While watching some television, I once happened upon the popular television program Extreme Makeover: Home Edition. It is a show that features a team of homebuilders and designers that respond to requests from individuals from throughout the country whose homes are in severe disrepair and are need of an “extreme makeover.” I took the occasion to point out to my children that this program is a great metaphor for the Sacrament of Penance, which is ordered toward the spiritual renewal and “makeover” of the soul wounded by sin.
Do you not know that you are God’s temple and that God’s Spirit dwells in you? If any one destroys God’s temple, God will destroy him. For God’s temple is holy, and that temple you are (1 Cor. 3:16-17).
If you have ever watched the program, you know that each episode begins with the “design team” arriving at the home that has been chosen for the “extreme makeover.” The team members announce their arrival in dramatic fashion and are then invited into the home in order to survey the damage. They are led into every room in the house and are shown all of the areas that have been damaged and broken.
Isn’t this precisely what we as Christians are invited to do on a continual basis? Does not the Church exhort us to take stock of our lives, to look within our souls in order to survey the many areas that have been damaged and wounded by sin? In this day and age, this practice of examining one’s conscience is discouraged to say the least. We are so consumed with the external dimensions of our lives that we easily ignore the internal and tend to neglect that which is most important—namely, the condition of our souls.
In order to remedy this, the Church instructs us to get in the habit of taking a moral inventory of our lives and to prayerfully consider the damage caused by our sins.
Let us search and examine our ways that we may return to the Lord (Lam. 3:40).
Even the ancient philosophers acknowledged the importance and value of personal reflection and introspection. It was Socrates who wrote, “An unexamined life is not worth living.” How many of us have neglected this most important and necessary spiritual discipline?

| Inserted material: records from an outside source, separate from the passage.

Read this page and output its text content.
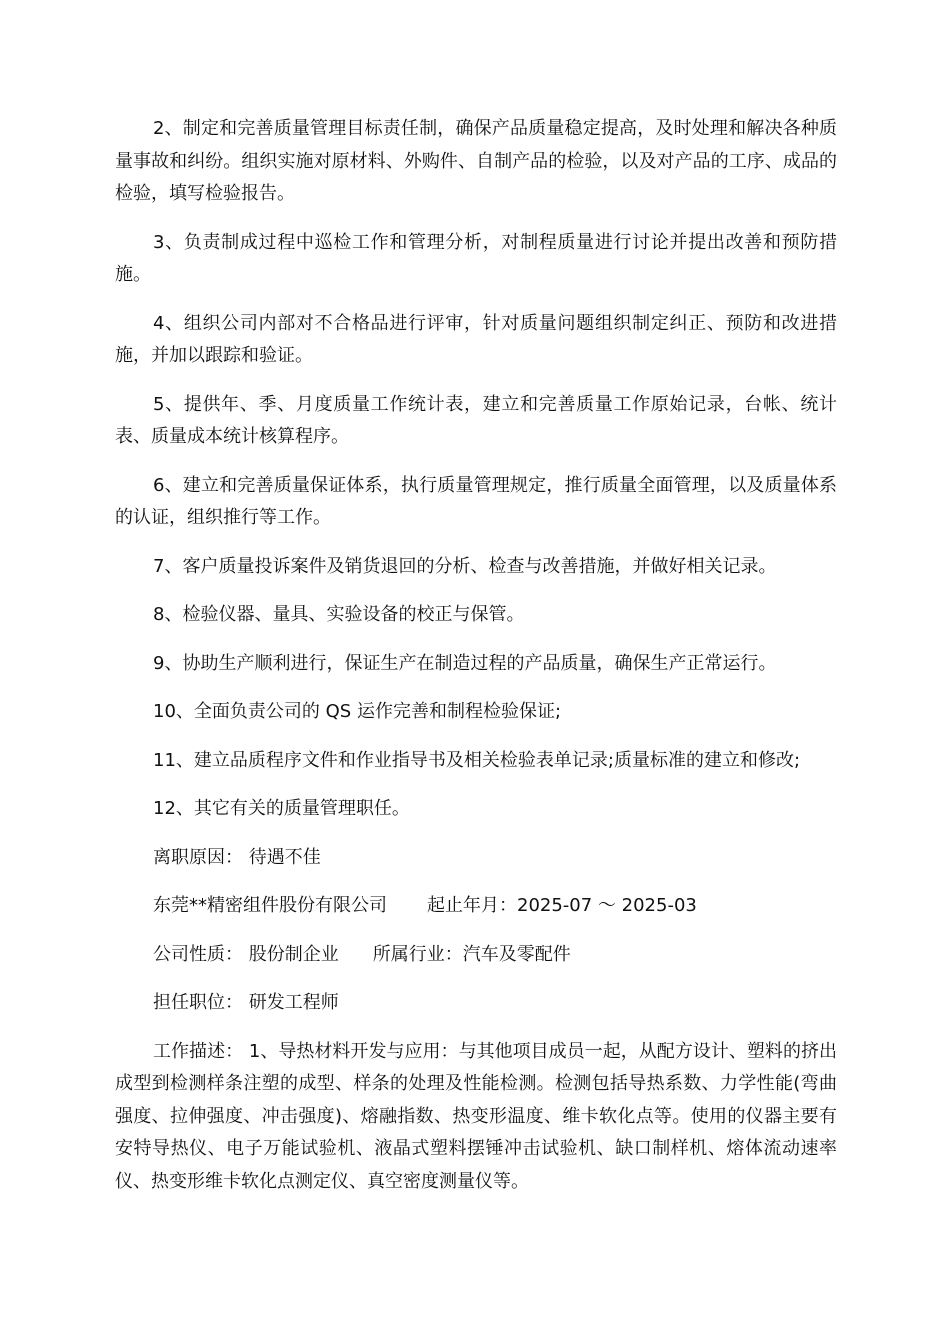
2、制定和完善质量管理目标责任制，确保产品质量稳定提高，及时处理和解决各种质量事故和纠纷。组织实施对原材料、外购件、自制产品的检验，以及对产品的工序、成品的检验，填写检验报告。

3、负责制成过程中巡检工作和管理分析，对制程质量进行讨论并提出改善和预防措施。

4、组织公司内部对不合格品进行评审，针对质量问题组织制定纠正、预防和改进措施，并加以跟踪和验证。

5、提供年、季、月度质量工作统计表，建立和完善质量工作原始记录，台帐、统计表、质量成本统计核算程序。

6、建立和完善质量保证体系，执行质量管理规定，推行质量全面管理，以及质量体系的认证，组织推行等工作。

7、客户质量投诉案件及销货退回的分析、检查与改善措施，并做好相关记录。

8、检验仪器、量具、实验设备的校正与保管。

9、协助生产顺利进行，保证生产在制造过程的产品质量，确保生产正常运行。

10、全面负责公司的 QS 运作完善和制程检验保证;

11、建立品质程序文件和作业指导书及相关检验表单记录;质量标准的建立和修改;

12、其它有关的质量管理职任。

离职原因： 待遇不佳
东莞**精密组件股份有限公司 起止年月：2025-07 ～ 2025-03
公司性质： 股份制企业 所属行业：汽车及零配件
担任职位： 研发工程师

工作描述： 1、导热材料开发与应用：与其他项目成员一起，从配方设计、塑料的挤出成型到检测样条注塑的成型、样条的处理及性能检测。检测包括导热系数、力学性能(弯曲强度、拉伸强度、冲击强度)、熔融指数、热变形温度、维卡软化点等。使用的仪器主要有安特导热仪、电子万能试验机、液晶式塑料摆锤冲击试验机、缺口制样机、熔体流动速率仪、热变形维卡软化点测定仪、真空密度测量仪等。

Another major obstacle that we face in our modern-day culture is what Venerable Pope Pius XII described as the “sin of the century”: “the loss of the sense of sin.” And because we have done away with sin through denial and moral relativism, we have conveniently absolved ourselves of any guilt.

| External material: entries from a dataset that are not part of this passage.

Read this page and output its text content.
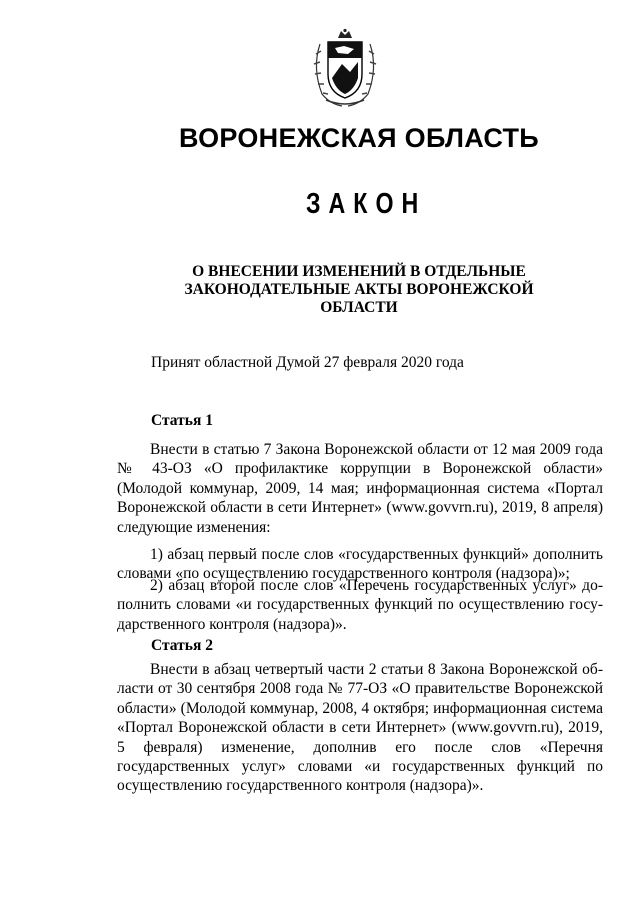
ВОРОНЕЖСКАЯ ОБЛАСТЬ
ЗАКОН
О ВНЕСЕНИИ ИЗМЕНЕНИЙ В ОТДЕЛЬНЫЕ
ЗАКОНОДАТЕЛЬНЫЕ АКТЫ ВОРОНЕЖСКОЙ
ОБЛАСТИ
Принят областной Думой 27 февраля 2020 года
Статья 1
Внести в статью 7 Закона Воронежской области от 12 мая 2009 года № 43-ОЗ «О профилактике коррупции в Воронежской области» (Молодой коммунар, 2009, 14 мая; информационная система «Портал Воронежской области в сети Интернет» (www.govvrn.ru), 2019, 8 апреля) следующие изменения:
1) абзац первый после слов «государственных функций» дополнить словами «по осуществлению государственного контроля (надзора)»;
2) абзац второй после слов «Перечень государственных услуг» дополнить словами «и государственных функций по осуществлению государственного контроля (надзора)».
Статья 2
Внести в абзац четвертый части 2 статьи 8 Закона Воронежской области от 30 сентября 2008 года № 77-ОЗ «О правительстве Воронежской области» (Молодой коммунар, 2008, 4 октября; информационная система «Портал Воронежской области в сети Интернет» (www.govvrn.ru), 2019, 5 февраля) изменение, дополнив его после слов «Перечня государственных услуг» словами «и государственных функций по осуществлению государственного контроля (надзора)».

The Servant of God Archbishop Fulton J. Sheen put it best when he said,
There was a time when Catholics were the only ones who believed in the Immaculate Conception. Nowadays, it seems that everyone believes that he or she has been immaculately conceived.
Yet the Bible is very clear about those who believe themselves to be without sin. We read in 1 John 1:8-10:
If we say, “We are without sin,” we deceive ourselves, and the truth is not in us. If we confess our sins, he is faithful and just and will forgive our sins and cleanse us from all unrighteousness. If we say, “We have not sinned,” we make him a liar, and his word is not in us.

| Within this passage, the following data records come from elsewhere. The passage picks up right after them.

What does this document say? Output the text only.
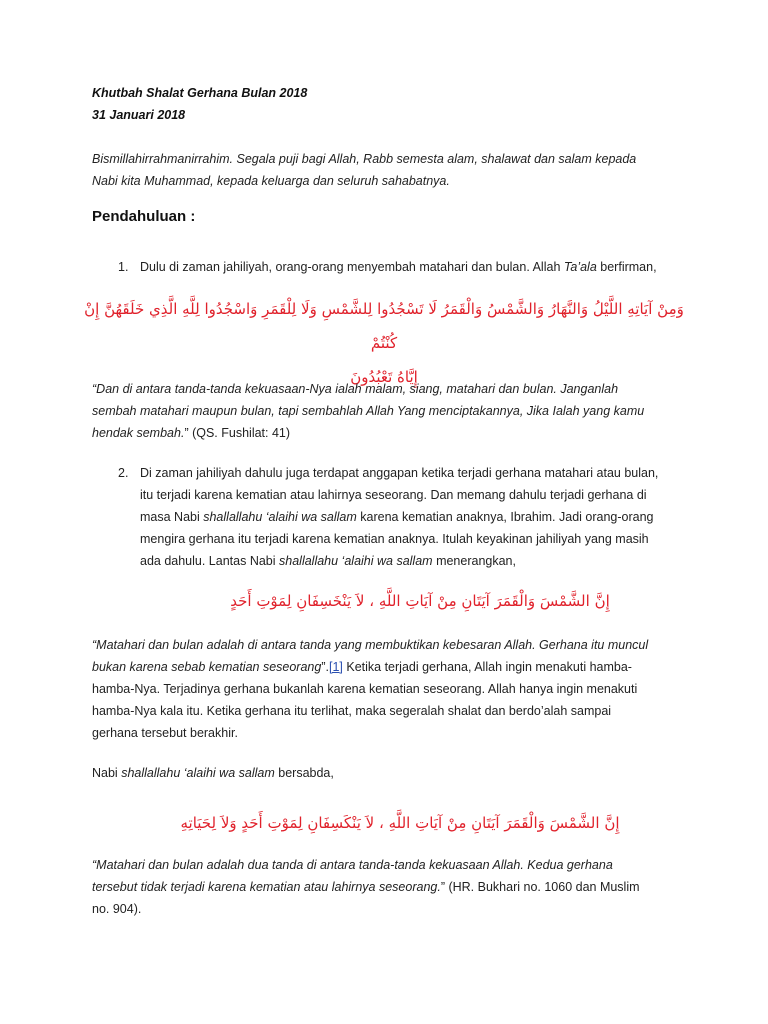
Khutbah Shalat Gerhana Bulan 2018
31 Januari 2018
Bismillahirrahmanirrahim. Segala puji bagi Allah, Rabb semesta alam, shalawat dan salam kepada
Nabi kita Muhammad, kepada keluarga dan seluruh sahabatnya.
Pendahuluan :
1. Dulu di zaman jahiliyah, orang-orang menyembah matahari dan bulan. Allah Ta’ala berfirman,
وَمِنْ آيَاتِهِ اللَّيْلُ وَالنَّهَارُ وَالشَّمْسُ وَالْقَمَرُ لَا تَسْجُدُوا لِلشَّمْسِ وَلَا لِلْقَمَرِ وَاسْجُدُوا لِلَّهِ الَّذِي خَلَقَهُنَّ إِنْ كُنْتُمْ
إِيَّاهُ تَعْبُدُونَ
“Dan di antara tanda-tanda kekuasaan-Nya ialah malam, siang, matahari dan bulan. Janganlah
sembah matahari maupun bulan, tapi sembahlah Allah Yang menciptakannya, Jika Ialah yang kamu
hendak sembah.” (QS. Fushilat: 41)
2. Di zaman jahiliyah dahulu juga terdapat anggapan ketika terjadi gerhana matahari atau bulan,
itu terjadi karena kematian atau lahirnya seseorang. Dan memang dahulu terjadi gerhana di
masa Nabi shallallahu ‘alaihi wa sallam karena kematian anaknya, Ibrahim. Jadi orang-orang
mengira gerhana itu terjadi karena kematian anaknya. Itulah keyakinan jahiliyah yang masih
ada dahulu. Lantas Nabi shallallahu ‘alaihi wa sallam menerangkan,
إِنَّ الشَّمْسَ وَالْقَمَرَ آيَتَانِ مِنْ آيَاتِ اللَّهِ ، لاَ يَنْخَسِفَانِ لِمَوْتِ أَحَدٍ
“Matahari dan bulan adalah di antara tanda yang membuktikan kebesaran Allah. Gerhana itu muncul
bukan karena sebab kematian seseorang”.[1] Ketika terjadi gerhana, Allah ingin menakuti hamba-
hamba-Nya. Terjadinya gerhana bukanlah karena kematian seseorang. Allah hanya ingin menakuti
hamba-Nya kala itu. Ketika gerhana itu terlihat, maka segeralah shalat dan berdo’alah sampai
gerhana tersebut berakhir.
Nabi shallallahu ‘alaihi wa sallam bersabda,
إِنَّ الشَّمْسَ وَالْقَمَرَ آيَتَانِ مِنْ آيَاتِ اللَّهِ ، لاَ يَنْكَسِفَانِ لِمَوْتِ أَحَدٍ وَلاَ لِحَيَاتِهِ
“Matahari dan bulan adalah dua tanda di antara tanda-tanda kekuasaan Allah. Kedua gerhana
tersebut tidak terjadi karena kematian atau lahirnya seseorang.” (HR. Bukhari no. 1060 dan Muslim
no. 904).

We are all sinners, each and every one of us. And as such, we must acknowledge that we have offended God both by what we have done (sins of commission) and also by what we have failed to do (sins of omission). It is sin that wounds and destroys the life of grace in us. Sin alienates us from God, from our neighbor, and from our selves. Sin disfigures our soul and enslaves us (see John 8:34).
The good news is that Jesus came to set us free from the bondage of sin death (see Rom. 6:23-24; Eph. 2:1-5). The good news is that the “Ultimate Design Team” (the Most Holy Trinity) is standing at the door of our hearts and is knocking (see Rev. 3:20). The Good Lord wants to give us a new heart and a new spirit (see Ezek. 36:26), and he accomplishes this spiritual makeover most powerfully through the sacrament of reconciliation.
On the television show, some of the most exciting footage is captured when the large bulldozers tear the entire house down in a matter of minutes. First they must tear down, in order to build up. When we confess our sins with true sorrow and contrition and invite the Lord into our hearts, his grace and mercy are able to uproot and tear down the walls of sin and disobedience.
Once the old house is torn down, the process of building begins. They make sure that the new house is built on a solid foundation. In the Gospels, Jesus reminds us of this important principle:
Every one then who hears these words of mine and does them will be like a wise man who built his house upon the rock; and the rain fell, and the floods came, and the winds blew and beat upon that house, but it did not fall, because it had been founded on the rock (Matt. 7:24-25).
St. Paul describes the glorious reality of whose lives are built on the solid foundation of Jesus Christ.
So whoever is in Christ is a new creaton: the old things have passed away; behold, new things have come. And all this is from God, who has reconciled us to himself through Christ and given us the ministry of reconciliation (2 Cor. 5:17-19).
When a person repents of his sins and accepts the grace and mercy of Jesus Christ in the sacrament, he becomes a new creation and experiences a spiritual “makeover” in his soul. The old things do indeed pass away, and the new things do come.